Several circuit courts have issued contrasting decisions, which creates a split that needs resolved, X lawyers said. That included a ruling from the U.S. Court of Appeals for the Eleventh Circuit that cleared a protocol for a warrant that involved giving people with attorney-client privilege “the first opportunity to identify potentially privileged materials” and did not let investigators access the materials until the parties or the court approved.

Another circuit split exists in regard to the nondisclosure order, the lawyers said.

In Freedman v. Maryland, the Supreme Court ruled that “any restraint prior to judicial review can be imposed only briefly in order to preserve the status quo.” While two circuit courts have found the ruling does not apply to nondisclosure orders, the U.S. Court of Appeals for the Second Circuit has found that some nondisclosure orders must adhere to the ruling.

The conflict “warrants this court’s review,” X lawyers said.

The appeals court panel also ruled that the government can draw nondisclosure orders on warrants anytime a warrant would result in the production of any information that has not been publicly available, even when the public is aware “of the broader investigation” and grant jury subpoenas.

“If the ruling remains in place, the government almost always can obtain a nondisclosure order for a new warrant—no matter how public the investigation—because the warrant itself will always be new and ‘different’ information,” X lawyers argued.

The case implicates not only executive privilege but other types of privilege, including that between a doctor and patient, the lawyers said.

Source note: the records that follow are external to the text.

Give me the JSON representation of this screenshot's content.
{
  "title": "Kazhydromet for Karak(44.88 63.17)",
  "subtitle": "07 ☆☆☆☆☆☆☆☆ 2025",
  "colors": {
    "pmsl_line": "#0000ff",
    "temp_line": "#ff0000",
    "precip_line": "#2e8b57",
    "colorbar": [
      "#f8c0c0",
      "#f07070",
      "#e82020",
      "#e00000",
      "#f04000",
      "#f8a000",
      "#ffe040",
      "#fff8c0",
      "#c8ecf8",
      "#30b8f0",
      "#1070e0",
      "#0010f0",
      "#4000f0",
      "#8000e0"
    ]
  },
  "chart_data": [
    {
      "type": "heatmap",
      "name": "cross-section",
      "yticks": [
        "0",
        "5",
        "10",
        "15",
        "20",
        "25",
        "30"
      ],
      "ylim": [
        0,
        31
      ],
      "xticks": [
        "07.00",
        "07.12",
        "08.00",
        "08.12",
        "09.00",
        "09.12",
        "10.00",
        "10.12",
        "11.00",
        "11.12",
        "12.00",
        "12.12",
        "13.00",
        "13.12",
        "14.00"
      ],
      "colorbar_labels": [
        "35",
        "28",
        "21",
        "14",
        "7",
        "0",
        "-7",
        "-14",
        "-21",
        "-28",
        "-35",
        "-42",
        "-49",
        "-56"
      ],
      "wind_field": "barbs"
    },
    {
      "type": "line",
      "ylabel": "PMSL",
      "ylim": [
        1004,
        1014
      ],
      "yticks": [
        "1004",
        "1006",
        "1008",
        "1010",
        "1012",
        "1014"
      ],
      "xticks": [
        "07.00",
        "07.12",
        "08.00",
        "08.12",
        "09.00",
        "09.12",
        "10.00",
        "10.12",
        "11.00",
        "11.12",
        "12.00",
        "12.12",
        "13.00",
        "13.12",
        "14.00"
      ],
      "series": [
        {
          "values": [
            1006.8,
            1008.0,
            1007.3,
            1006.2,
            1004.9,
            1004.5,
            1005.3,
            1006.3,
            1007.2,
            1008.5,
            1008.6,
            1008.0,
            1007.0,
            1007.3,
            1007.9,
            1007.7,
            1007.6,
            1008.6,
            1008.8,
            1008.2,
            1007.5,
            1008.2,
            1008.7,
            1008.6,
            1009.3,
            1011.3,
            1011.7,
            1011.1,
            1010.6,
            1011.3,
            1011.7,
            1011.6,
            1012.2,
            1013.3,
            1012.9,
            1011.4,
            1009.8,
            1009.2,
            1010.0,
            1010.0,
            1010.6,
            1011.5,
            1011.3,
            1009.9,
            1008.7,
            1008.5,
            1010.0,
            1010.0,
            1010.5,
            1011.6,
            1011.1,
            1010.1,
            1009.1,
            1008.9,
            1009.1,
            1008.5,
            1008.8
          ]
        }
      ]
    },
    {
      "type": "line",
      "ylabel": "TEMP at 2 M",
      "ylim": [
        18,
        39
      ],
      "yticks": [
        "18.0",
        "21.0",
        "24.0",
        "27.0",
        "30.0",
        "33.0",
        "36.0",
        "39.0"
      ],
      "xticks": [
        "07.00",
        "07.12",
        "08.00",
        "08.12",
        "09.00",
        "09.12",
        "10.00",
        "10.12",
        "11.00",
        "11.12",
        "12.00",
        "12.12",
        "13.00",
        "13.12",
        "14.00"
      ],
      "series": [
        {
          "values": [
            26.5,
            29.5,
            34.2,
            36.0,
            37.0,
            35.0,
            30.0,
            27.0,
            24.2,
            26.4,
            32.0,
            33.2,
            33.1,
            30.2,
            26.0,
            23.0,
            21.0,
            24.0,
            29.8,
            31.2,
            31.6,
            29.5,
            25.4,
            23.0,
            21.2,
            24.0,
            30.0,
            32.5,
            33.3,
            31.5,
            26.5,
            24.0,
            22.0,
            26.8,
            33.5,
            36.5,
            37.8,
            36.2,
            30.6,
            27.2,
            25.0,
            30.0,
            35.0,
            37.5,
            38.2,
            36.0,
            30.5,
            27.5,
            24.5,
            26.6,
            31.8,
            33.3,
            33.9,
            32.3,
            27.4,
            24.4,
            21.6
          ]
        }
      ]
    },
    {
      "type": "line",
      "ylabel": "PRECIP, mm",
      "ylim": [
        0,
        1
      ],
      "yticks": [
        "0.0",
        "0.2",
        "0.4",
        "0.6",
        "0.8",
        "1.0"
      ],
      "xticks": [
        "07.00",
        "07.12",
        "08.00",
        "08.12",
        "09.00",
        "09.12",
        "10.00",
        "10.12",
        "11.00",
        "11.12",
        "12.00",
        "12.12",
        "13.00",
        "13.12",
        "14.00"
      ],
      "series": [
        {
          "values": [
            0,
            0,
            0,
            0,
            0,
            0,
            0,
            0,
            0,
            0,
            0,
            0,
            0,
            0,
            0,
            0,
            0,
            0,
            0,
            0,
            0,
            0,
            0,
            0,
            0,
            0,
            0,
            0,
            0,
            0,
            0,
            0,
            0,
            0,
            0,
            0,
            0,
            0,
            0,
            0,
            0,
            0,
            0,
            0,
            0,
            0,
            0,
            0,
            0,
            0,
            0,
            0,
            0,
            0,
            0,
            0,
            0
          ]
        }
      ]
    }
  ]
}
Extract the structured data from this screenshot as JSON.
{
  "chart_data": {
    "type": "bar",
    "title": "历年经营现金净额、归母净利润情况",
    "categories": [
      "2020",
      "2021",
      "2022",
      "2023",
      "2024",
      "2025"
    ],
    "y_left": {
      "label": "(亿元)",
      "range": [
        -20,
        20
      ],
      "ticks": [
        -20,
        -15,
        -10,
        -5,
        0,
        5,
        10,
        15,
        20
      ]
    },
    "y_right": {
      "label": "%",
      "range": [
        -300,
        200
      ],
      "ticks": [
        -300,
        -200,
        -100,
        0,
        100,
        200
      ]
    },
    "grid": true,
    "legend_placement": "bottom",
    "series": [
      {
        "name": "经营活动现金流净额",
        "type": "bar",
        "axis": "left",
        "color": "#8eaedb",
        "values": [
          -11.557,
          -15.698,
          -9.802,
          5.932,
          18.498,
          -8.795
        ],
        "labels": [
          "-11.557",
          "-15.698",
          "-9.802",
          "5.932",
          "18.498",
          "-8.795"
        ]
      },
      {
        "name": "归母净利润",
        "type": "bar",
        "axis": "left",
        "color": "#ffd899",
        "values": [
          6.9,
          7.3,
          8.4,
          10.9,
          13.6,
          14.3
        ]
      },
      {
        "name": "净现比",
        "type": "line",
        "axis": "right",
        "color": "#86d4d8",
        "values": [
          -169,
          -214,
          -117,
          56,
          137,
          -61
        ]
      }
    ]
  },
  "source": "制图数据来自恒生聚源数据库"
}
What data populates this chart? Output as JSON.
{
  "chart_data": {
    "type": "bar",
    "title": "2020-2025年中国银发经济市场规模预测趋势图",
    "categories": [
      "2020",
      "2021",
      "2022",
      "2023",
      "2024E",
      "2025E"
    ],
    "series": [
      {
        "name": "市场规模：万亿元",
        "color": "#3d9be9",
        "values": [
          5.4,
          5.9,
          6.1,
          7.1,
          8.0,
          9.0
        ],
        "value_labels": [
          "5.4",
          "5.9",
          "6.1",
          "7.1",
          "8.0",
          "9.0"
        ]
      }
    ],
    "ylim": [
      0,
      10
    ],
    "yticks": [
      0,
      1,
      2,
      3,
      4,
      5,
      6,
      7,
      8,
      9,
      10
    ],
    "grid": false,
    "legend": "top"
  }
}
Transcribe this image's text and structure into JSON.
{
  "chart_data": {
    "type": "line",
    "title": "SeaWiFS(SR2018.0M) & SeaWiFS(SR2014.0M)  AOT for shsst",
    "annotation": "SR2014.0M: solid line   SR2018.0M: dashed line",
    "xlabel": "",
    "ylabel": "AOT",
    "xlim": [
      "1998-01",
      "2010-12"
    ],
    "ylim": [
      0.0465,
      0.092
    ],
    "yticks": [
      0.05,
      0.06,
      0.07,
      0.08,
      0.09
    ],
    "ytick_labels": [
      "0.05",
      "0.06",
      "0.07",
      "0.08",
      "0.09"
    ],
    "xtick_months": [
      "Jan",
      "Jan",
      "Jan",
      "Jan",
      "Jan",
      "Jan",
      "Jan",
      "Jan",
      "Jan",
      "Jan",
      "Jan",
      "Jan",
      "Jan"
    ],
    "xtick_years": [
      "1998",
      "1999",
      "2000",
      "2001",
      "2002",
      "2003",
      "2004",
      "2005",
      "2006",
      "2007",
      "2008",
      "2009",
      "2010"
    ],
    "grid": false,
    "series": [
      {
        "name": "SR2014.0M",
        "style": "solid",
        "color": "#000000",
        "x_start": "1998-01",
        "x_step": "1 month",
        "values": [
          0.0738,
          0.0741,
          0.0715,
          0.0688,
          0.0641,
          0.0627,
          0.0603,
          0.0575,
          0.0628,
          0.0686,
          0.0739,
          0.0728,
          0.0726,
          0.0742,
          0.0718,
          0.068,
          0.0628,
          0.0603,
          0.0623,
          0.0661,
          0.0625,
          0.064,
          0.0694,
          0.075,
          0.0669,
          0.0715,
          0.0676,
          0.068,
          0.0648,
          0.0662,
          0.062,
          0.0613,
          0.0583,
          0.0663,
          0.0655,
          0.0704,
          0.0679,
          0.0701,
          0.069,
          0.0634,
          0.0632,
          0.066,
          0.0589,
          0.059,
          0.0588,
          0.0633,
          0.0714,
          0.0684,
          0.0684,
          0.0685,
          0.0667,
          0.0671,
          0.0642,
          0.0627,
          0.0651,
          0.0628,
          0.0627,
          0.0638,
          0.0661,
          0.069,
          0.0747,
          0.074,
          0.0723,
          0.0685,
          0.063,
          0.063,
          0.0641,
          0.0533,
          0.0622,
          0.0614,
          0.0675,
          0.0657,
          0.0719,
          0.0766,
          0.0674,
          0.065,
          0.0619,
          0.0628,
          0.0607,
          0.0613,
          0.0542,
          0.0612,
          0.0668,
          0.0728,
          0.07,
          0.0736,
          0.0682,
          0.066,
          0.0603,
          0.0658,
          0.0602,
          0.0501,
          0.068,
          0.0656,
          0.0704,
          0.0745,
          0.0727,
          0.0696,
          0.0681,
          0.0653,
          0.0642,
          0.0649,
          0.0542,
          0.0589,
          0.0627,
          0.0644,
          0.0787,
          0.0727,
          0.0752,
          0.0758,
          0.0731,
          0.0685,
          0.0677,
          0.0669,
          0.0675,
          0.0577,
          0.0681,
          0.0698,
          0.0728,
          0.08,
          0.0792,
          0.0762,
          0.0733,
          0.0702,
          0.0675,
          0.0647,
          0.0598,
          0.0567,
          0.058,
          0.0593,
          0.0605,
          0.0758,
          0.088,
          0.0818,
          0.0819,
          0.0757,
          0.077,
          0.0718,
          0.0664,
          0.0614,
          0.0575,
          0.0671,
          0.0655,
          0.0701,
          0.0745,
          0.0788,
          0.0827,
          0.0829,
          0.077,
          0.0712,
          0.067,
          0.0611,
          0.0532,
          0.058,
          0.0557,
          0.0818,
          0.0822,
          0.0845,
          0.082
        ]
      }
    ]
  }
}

“In cases involving executive privilege, which typically arise in the D.C. Circuit, the government can now circumvent the [Presidential Records Act] and deny privilege-holders their opportunity to assert privilege by seeking communications from, and gagging, third parties. And in the tens of thousands of other cases where the government obtains nondisclosure orders, the government can invade other privileges—including attorney-client, journalist-source, and doctor-patient—without notice,” they said. “Meanwhile, the First Amendment rights of service providers like Twitter to notify users in time for them to assert privileges can be irreparably injured.”

The Department of Justice, which employs Mr. Smith, did not respond to a request for comment. Its response to the filing is due by July 3.